Uncompressed RGB files (3 values per pixel) will be larger than your raws, as the raws contain a monochrome bitmap (1 value per pixel), and usually a downscaled, aggressively compressed preview that takes a fraction of the size, 400k for Canon 10MP cameras, and 1M for Nikon D5100 (I know these numbers because I used to read them out of the raw files and store them in a temporary file). Nikon NEFs store full res previews while Canon uses half res, hence the larger fraction.
So you can expect an uncompressed 16bit RGB "bitmap" to be approaching 3 times larger than the raw, and times 3 divided by 2 for 8bit uncompressed.
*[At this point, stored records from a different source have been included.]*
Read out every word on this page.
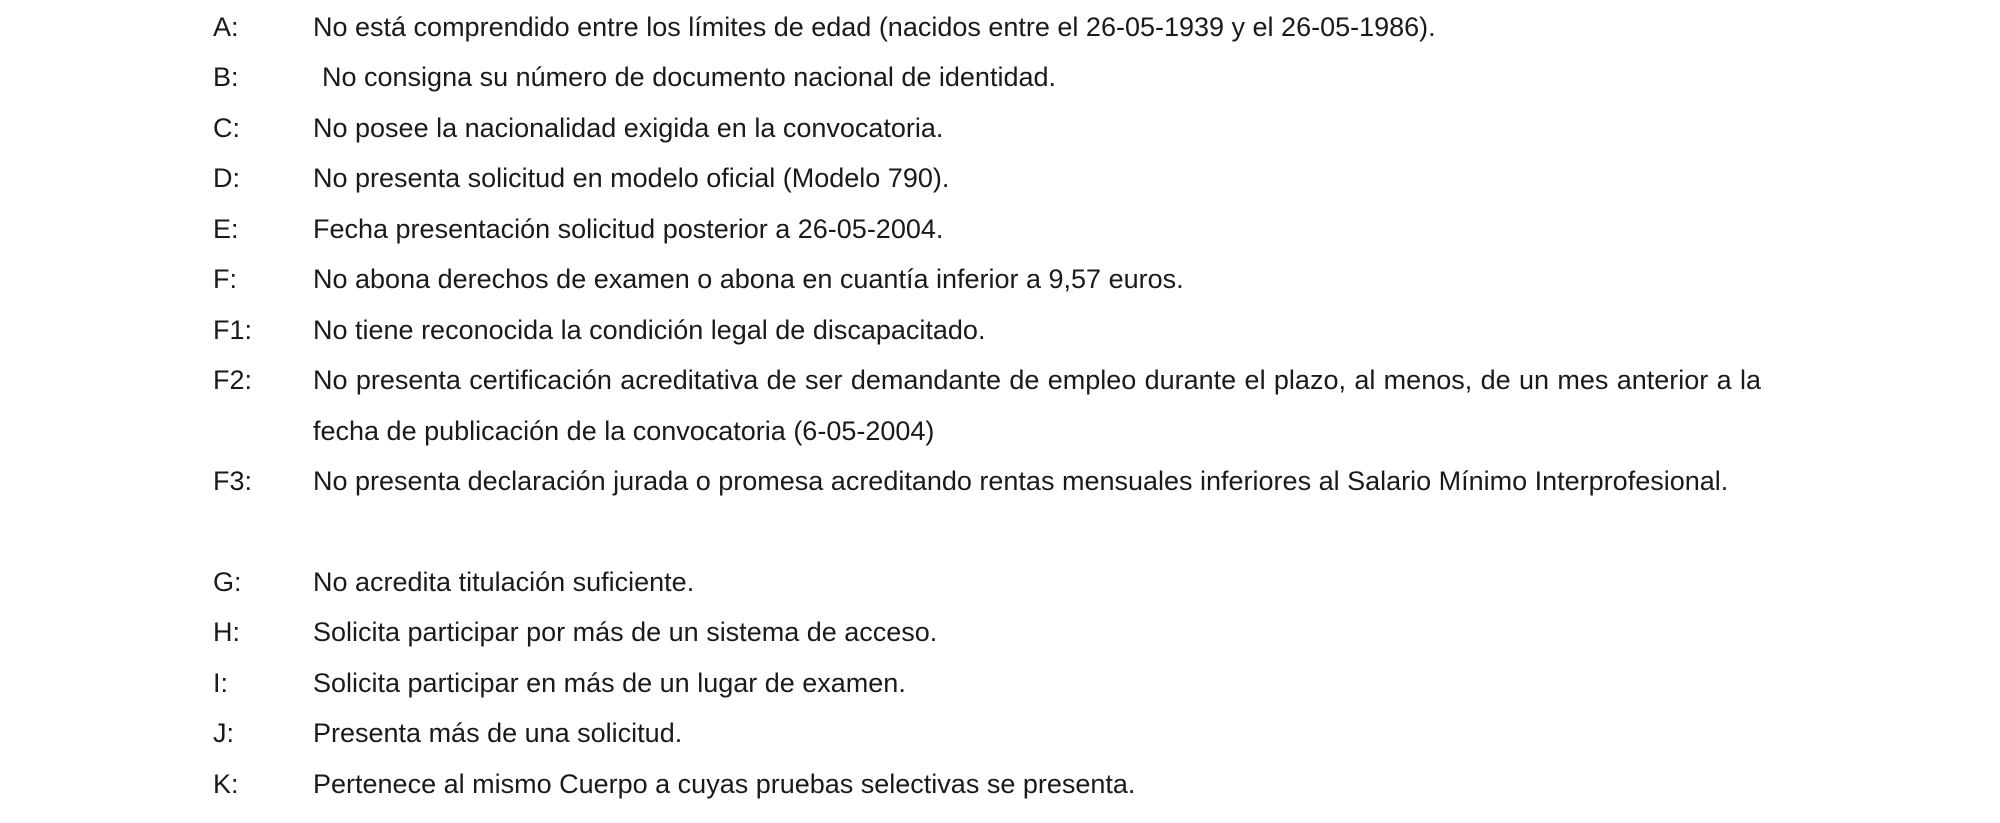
A:	No está comprendido entre los límites de edad (nacidos entre el 26-05-1939 y el 26-05-1986).
B:	No consigna su número de documento nacional de identidad.
C:	No posee la nacionalidad exigida en la convocatoria.
D:	No presenta solicitud en modelo oficial (Modelo 790).
E:	Fecha presentación solicitud posterior a 26-05-2004.
F:	No abona derechos de examen o abona en cuantía inferior a 9,57 euros.
F1: No tiene reconocida la condición legal de discapacitado.
F2: No presenta certificación acreditativa de ser demandante de empleo durante el plazo, al menos, de un mes anterior a la fecha de publicación de la convocatoria (6-05-2004)
F3: No presenta declaración jurada o promesa acreditando rentas mensuales inferiores al Salario Mínimo Interprofesional.
G:	No acredita titulación suficiente.
H:	Solicita participar por más de un sistema de acceso.
I:	Solicita participar en más de un lugar de examen.
J:	Presenta más de una solicitud.
K:	Pertenece al mismo Cuerpo a cuyas pruebas selectivas se presenta.
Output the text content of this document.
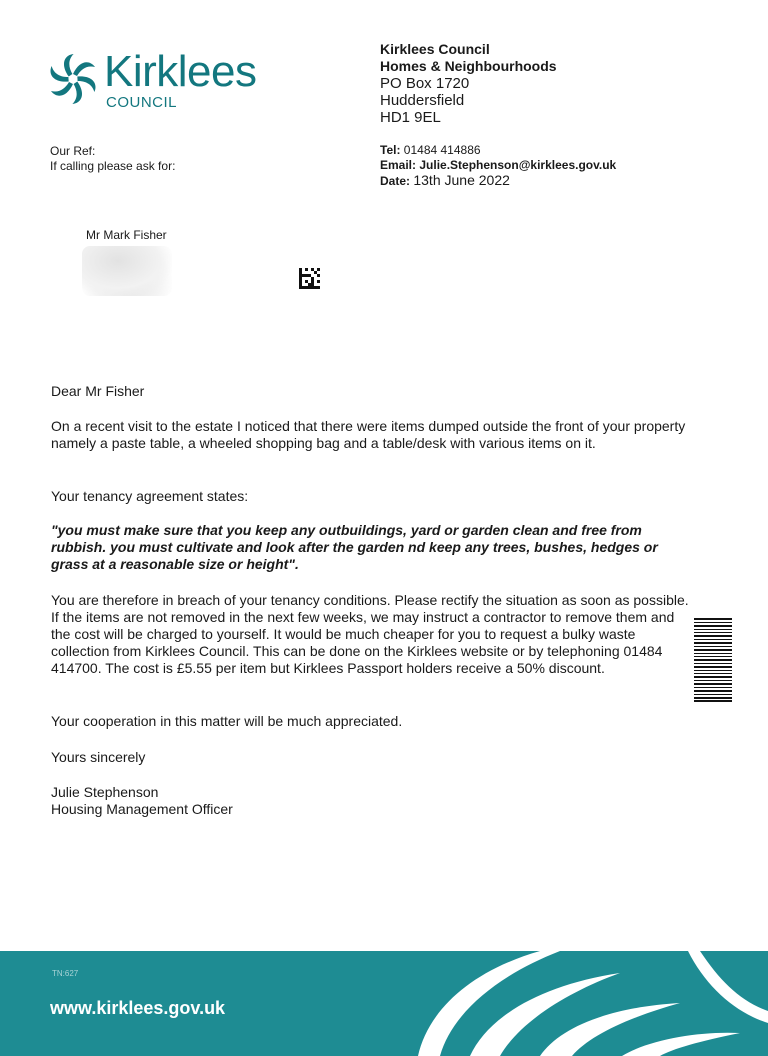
Kirklees
COUNCIL
Kirklees Council
Homes & Neighbourhoods
PO Box 1720
Huddersfield
HD1 9EL
Our Ref:
If calling please ask for:
Tel: 01484 414886
Email: Julie.Stephenson@kirklees.gov.uk
Date: 13th June 2022
Mr Mark Fisher
Dear Mr Fisher
On a recent visit to the estate I noticed that there were items dumped outside the front of your property namely a paste table, a wheeled shopping bag and a table/desk with various items on it.
Your tenancy agreement states:
"you must make sure that you keep any outbuildings, yard or garden clean and free from rubbish. you must cultivate and look after the garden nd keep any trees, bushes, hedges or grass at a reasonable size or height".
You are therefore in breach of your tenancy conditions. Please rectify the situation as soon as possible. If the items are not removed in the next few weeks, we may instruct a contractor to remove them and the cost will be charged to yourself. It would be much cheaper for you to request a bulky waste collection from Kirklees Council. This can be done on the Kirklees website or by telephoning 01484 414700. The cost is £5.55 per item but Kirklees Passport holders receive a 50% discount.
Your cooperation in this matter will be much appreciated.
Yours sincerely
Julie Stephenson
Housing Management Officer
TN:627
www.kirklees.gov.uk
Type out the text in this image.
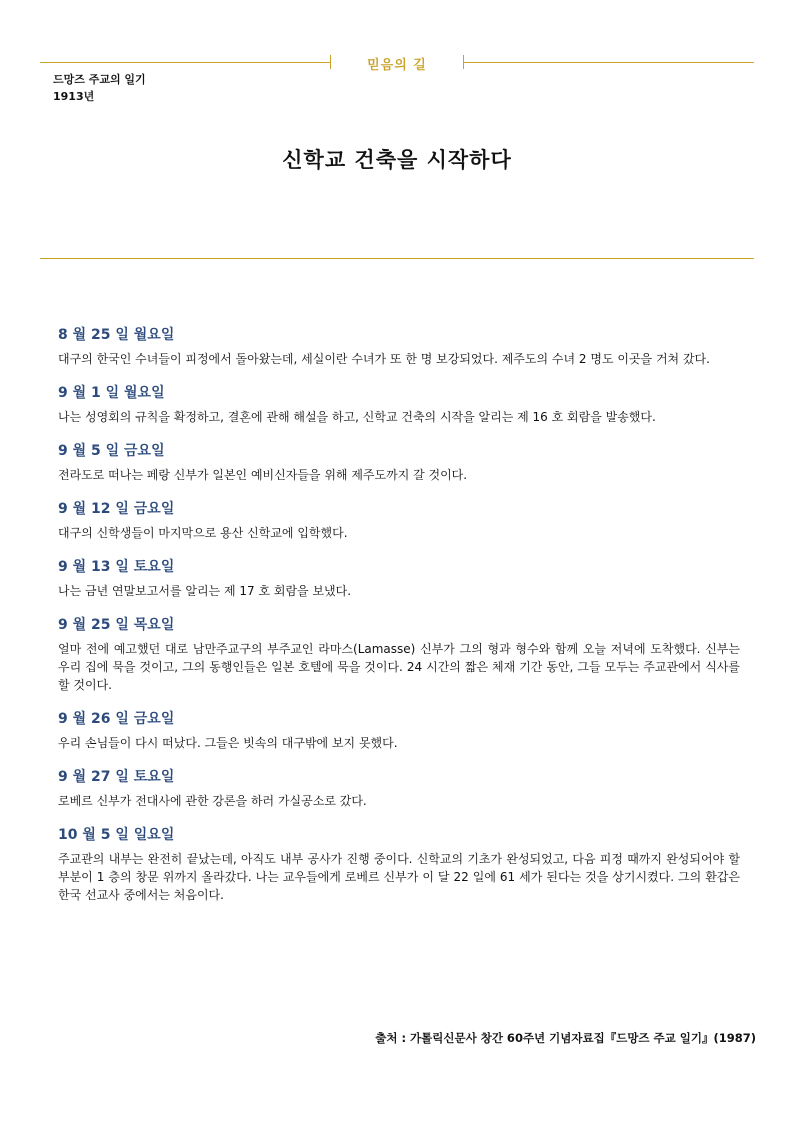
믿음의 길
드망즈 주교의 일기
1913년
신학교 건축을 시작하다
8 월 25 일 월요일

대구의 한국인 수녀들이 피정에서 돌아왔는데, 세실이란 수녀가 또 한 명 보강되었다. 제주도의 수녀 2 명도 이곳을 거쳐 갔다.

9 월 1 일 월요일

나는 성영회의 규칙을 확정하고, 결혼에 관해 해설을 하고, 신학교 건축의 시작을 알리는 제 16 호 회람을 발송했다.

9 월 5 일 금요일

전라도로 떠나는 페랑 신부가 일본인 예비신자들을 위해 제주도까지 갈 것이다.

9 월 12 일 금요일

대구의 신학생들이 마지막으로 용산 신학교에 입학했다.

9 월 13 일 토요일

나는 금년 연말보고서를 알리는 제 17 호 회람을 보냈다.

9 월 25 일 목요일

얼마 전에 예고했던 대로 남만주교구의 부주교인 라마스(Lamasse) 신부가 그의 형과 형수와 함께 오늘 저녁에 도착했다. 신부는 우리 집에 묵을 것이고, 그의 동행인들은 일본 호텔에 묵을 것이다. 24 시간의 짧은 체재 기간 동안, 그들 모두는 주교관에서 식사를 할 것이다.

9 월 26 일 금요일

우리 손님들이 다시 떠났다. 그들은 빗속의 대구밖에 보지 못했다.

9 월 27 일 토요일

로베르 신부가 전대사에 관한 강론을 하러 가실공소로 갔다.

10 월 5 일 일요일

주교관의 내부는 완전히 끝났는데, 아직도 내부 공사가 진행 중이다. 신학교의 기초가 완성되었고, 다음 피정 때까지 완성되어야 할 부분이 1 층의 창문 위까지 올라갔다. 나는 교우들에게 로베르 신부가 이 달 22 일에 61 세가 된다는 것을 상기시켰다. 그의 환갑은 한국 선교사 중에서는 처음이다.

출처 : 가톨릭신문사 창간 60주년 기념자료집『드망즈 주교 일기』(1987)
A 16MP 8bit image is 48Mb uncompressed.
Now to the point, since we are talking about jpegs here. It is the uncompressed bitmap size that is the base size for the compression to work its way down from , not the raw size. This means that if you set the compression to be very gentle, it can easily still be larger than the raw.
The jpeg quality numbers are arbitrary - all you know for sure is that quality 100 is larger than 90, and 90 is larger than 80 in the same program. With the JPEGLIB that I use for my jpeg handling a 16MP image becomes 4Mb, and it quickly goes down to 1.7Mb at 95, at no perceivable quality hit. I normally keep it at 80, which is 950k. And flipping between the 4Mb and the 950k file at 100% zoom, I can see no difference. So it seems like overkill that your 100% is barely compressing at all.
So you should take an image with a lot of details and a clear sky, and save then at 100, 90,80,70,60,50, until you can see a quality hit. For your 24MP images you will probably hit that limit at around 1.5Mb, whichever the jpeg quality number that may be in your program.